Ne prenez pas vos décisions sur vos “goûts” personnels. Un attachement personnel à une marque ou une entreprise ne rentre pas en compte dans une décision d’investissement. Si vous venez de troquer votre iPhone par un Samsung, cela ne veut pas dire que l’action d’Apple va chuter du jour au lendemain. Vos considérations personnelles ne rentrent pas en compte. Seuls les événements internationaux, les bilans de l’entreprise, la tendance du marché doivent vous orienter.

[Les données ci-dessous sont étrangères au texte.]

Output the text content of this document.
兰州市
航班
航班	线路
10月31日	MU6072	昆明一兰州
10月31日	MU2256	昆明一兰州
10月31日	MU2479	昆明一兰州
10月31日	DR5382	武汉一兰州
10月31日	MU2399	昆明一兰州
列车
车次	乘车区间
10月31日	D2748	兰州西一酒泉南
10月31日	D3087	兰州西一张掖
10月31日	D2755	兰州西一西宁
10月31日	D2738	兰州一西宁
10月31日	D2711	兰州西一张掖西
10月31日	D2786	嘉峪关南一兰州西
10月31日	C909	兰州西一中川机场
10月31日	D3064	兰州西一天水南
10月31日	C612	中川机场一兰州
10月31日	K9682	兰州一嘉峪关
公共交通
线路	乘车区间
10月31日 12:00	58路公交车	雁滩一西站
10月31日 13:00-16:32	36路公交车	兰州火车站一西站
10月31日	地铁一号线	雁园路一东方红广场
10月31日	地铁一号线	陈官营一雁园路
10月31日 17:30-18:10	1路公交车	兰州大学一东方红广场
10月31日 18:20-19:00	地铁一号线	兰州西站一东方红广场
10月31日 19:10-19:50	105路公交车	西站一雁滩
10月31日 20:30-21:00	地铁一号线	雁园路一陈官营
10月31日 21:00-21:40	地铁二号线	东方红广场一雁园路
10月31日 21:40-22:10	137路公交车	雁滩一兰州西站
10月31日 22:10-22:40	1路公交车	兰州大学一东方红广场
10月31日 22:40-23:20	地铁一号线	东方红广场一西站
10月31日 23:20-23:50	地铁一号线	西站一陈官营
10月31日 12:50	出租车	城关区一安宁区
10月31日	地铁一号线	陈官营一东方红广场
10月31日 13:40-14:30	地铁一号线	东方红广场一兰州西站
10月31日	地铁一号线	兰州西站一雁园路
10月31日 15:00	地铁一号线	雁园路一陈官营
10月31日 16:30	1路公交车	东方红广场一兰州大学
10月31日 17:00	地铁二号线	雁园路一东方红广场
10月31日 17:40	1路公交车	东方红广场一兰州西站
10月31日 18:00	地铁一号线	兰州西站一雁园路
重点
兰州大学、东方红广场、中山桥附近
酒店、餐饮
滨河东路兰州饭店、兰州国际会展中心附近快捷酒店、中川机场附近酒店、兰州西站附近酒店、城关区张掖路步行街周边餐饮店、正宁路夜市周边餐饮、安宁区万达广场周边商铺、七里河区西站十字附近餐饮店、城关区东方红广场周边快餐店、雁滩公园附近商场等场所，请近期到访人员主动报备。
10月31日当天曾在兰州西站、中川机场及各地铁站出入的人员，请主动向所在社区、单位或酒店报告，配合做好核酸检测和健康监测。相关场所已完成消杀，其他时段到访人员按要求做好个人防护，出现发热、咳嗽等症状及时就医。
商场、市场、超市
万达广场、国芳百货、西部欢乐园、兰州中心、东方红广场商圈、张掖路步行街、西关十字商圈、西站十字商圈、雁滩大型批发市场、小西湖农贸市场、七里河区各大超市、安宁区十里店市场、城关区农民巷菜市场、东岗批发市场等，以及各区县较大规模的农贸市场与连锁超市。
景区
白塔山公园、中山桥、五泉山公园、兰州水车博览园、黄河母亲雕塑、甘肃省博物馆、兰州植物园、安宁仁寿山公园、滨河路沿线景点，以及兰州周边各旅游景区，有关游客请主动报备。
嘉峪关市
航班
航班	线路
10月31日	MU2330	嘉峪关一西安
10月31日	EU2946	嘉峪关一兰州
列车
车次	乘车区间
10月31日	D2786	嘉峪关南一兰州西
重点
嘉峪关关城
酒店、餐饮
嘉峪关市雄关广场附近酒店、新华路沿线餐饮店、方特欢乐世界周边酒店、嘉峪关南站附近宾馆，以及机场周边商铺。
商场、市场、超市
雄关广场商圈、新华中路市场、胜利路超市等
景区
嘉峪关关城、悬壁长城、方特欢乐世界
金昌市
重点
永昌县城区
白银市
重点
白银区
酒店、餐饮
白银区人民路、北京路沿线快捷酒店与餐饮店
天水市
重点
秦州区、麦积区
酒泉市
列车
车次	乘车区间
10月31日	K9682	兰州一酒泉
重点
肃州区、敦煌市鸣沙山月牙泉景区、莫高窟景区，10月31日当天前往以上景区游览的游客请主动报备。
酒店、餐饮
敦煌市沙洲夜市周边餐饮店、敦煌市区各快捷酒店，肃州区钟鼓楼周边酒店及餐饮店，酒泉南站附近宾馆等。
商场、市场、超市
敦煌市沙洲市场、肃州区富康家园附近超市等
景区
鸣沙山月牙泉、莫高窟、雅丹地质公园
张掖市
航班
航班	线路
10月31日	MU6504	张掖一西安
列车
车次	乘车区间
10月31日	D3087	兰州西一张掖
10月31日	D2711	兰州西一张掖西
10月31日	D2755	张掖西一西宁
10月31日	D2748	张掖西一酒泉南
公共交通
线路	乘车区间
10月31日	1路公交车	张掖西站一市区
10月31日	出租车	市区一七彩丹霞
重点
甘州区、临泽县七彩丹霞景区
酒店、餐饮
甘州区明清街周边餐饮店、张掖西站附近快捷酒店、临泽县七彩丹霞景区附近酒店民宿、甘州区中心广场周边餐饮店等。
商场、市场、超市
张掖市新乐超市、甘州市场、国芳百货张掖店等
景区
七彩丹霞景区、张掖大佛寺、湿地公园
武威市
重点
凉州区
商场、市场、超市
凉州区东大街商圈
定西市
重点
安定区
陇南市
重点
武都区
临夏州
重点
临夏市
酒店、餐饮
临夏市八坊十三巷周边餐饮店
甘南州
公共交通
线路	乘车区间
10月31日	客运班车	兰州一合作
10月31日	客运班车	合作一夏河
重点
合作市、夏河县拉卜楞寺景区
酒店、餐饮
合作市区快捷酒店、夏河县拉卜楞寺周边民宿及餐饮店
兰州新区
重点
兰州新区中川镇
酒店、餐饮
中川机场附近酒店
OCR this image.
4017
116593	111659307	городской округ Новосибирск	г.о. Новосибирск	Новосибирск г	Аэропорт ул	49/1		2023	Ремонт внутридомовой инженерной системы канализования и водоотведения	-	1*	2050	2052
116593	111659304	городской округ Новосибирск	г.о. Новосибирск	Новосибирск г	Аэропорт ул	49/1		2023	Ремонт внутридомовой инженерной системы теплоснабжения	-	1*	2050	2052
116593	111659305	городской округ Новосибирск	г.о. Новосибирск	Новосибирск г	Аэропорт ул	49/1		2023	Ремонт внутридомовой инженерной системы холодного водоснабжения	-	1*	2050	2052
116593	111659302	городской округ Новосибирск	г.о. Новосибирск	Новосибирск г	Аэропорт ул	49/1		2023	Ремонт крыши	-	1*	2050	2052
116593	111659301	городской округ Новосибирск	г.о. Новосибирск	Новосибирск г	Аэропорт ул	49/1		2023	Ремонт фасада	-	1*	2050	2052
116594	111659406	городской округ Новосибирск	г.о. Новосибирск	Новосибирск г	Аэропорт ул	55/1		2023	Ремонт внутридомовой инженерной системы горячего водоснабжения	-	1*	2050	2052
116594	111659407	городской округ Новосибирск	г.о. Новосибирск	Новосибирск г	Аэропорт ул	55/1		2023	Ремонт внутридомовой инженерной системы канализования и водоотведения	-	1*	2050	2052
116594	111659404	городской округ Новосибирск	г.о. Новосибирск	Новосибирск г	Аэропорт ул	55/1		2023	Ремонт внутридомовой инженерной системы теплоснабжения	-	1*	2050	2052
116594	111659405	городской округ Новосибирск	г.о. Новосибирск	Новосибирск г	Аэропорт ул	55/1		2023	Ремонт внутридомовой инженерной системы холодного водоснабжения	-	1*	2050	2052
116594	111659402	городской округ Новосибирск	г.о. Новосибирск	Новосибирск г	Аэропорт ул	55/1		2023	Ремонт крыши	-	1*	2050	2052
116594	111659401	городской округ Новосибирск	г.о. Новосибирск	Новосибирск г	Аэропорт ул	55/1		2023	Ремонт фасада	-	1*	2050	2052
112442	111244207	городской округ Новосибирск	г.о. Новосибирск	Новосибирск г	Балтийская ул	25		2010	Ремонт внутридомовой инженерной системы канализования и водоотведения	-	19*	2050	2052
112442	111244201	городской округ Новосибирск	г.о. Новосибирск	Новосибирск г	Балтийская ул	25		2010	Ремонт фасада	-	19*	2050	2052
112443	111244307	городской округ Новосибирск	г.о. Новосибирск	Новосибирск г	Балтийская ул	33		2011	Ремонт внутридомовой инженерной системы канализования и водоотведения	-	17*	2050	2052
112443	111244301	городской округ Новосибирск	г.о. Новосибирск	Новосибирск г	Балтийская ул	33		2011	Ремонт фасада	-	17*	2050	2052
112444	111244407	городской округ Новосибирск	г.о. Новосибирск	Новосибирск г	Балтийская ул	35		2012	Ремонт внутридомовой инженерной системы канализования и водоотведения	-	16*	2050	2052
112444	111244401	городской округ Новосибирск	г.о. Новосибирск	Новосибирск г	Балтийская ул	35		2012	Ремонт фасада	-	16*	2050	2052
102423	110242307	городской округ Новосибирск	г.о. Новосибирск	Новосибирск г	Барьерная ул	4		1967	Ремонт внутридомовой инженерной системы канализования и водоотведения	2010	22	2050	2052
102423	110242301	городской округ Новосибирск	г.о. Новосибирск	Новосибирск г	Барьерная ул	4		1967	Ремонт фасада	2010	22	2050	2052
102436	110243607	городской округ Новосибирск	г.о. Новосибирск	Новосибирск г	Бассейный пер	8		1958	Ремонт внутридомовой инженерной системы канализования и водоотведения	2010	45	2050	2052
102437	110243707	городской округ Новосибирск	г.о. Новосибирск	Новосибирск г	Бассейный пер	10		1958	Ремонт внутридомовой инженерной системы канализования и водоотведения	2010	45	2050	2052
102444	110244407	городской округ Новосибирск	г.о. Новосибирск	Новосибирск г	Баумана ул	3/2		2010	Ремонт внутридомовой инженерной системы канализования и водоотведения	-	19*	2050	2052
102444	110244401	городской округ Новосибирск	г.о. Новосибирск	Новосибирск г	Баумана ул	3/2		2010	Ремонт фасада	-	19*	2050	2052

A l’inverse d’une perte de confiance personnelle dans une entreprise, il existe des attachements historiques. Nous avons tous eu un Nokia dans notre vie. Dans les années 90, c’était la société mobile probablement la plus performante au monde. Son capital confiance était au plus haut. Pourtant, la société a pérécliné, et son action a chûté. Attention, nous ne sommes pas en train de dire “vendez toutes vos actions Nokia si vous en avez”. Ce que nous tentons de souligner c’est qu’un portefeuille vit et évolue au fil des années. Conserver des actions parce que ce sont les premières que vous avez acquises n’est pas une bonne décision. Conserver des actions parce qu’elles incarnent un potentiel de réussite et de hausse, basé sur des chiffres précis, ceci est la bonne décision.

 

La bonne stratégie

Nous venons de voir quelques unes des stratégies qui vous aideront à éliminer le caractère émotionnel de vos investissements. Il en existe d’autres. Mais pour résumer, il est important que vous acquériez le maximum d’informations de façon à prendre des décisions objectives. Celles-ci doivent être basées sur une stratégie et des objectifs précis. Votre stratégie vous est personnelle parce qu’elle est construite sur des faits concrets. Une fois que vous aurez établi cette base, vous aurez éliminé une bonne partie des décisions émotionnelles et vous pourrez investir de manière mieux assurée.